Borrowing from Vanessa Andreotti and Dani d’Emilia, we can reactivate our vital compass and return to genuine earth-centered experience; we can restore our capacity to feel ourselves as the metabolism of the earth while accepting vulnerability and discomfort as the desperation of our fragile egos. We can serve as guides, comforting each other as we navigate the agonies of throwing off our addictions and restoring our exiled capacities. Our strength comes from resting in the eye of the storm. Our grief becomes the fertilizer of creative imagination, inspiring and moving us to what is next.

With commitment and compassion, our actions will naturally arise and be naturally accomplished–though not without risk. We may imagine refuge in conceptual deliberation and meticulous formation of intent, but let us cultivate intimacy and seek guidance from non-conceptual sources, arising from the matrix of unmediated experience and universal relationship. May such actions awaken us from the prevailing architecture of causation.

The increasing velocity of change, radical impermanence, frees us from dependency on the archetypes of the dying paradigm. The coronavirus is a portal for healing. Let us move through it with enlightened action, spontaneously and freely arising according to generous and creative impulses.
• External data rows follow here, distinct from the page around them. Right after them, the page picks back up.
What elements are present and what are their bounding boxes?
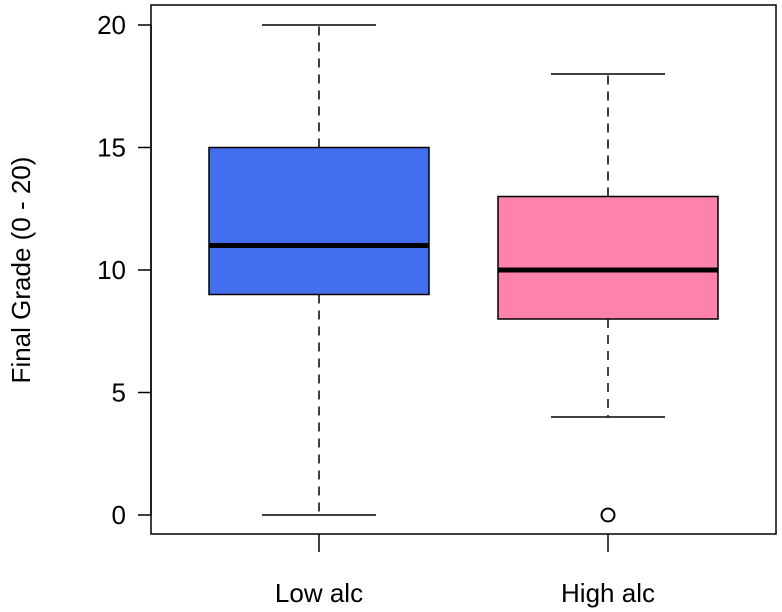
y-axis-ticks: 0 5 10 15 20 — [97, 10, 151, 530]
iqr-box — [208, 146, 430, 296]
iqr-box — [497, 195, 719, 320]
x-tick-label: High alc — [561, 578, 655, 608]
y-tick-label: 5 — [112, 378, 126, 408]
box-high-alc — [497, 73, 719, 523]
y-tick-label: 15 — [97, 133, 126, 163]
y-axis-title: Final Grade (0 - 20) — [6, 157, 36, 384]
x-tick-label: Low alc — [275, 578, 363, 608]
box-series — [208, 24, 719, 523]
box-low-alc — [208, 24, 430, 516]
x-axis-ticks: Low alc High alc — [275, 534, 655, 608]
y-tick-label: 0 — [112, 500, 126, 530]
y-tick-label: 10 — [97, 255, 126, 285]
y-tick-label: 20 — [97, 10, 126, 40]
outlier-point — [600, 507, 616, 523]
The more forcefully and deliberately we apply ourselves to preparing for the apocalypse, the more we release the weight of hope upon our labors, the more likely we are to delay that apocalypse. In denying hope lies the possibility of a future: the end of deifying progress, the false hope of returning to a world that is ending. Healing potential lies in expressing who we are without calculation, wholly and inclusively, entering a deeper field of impermanence, ever-renewing connection, expression, presence and engagement, with humor, humility and reverence.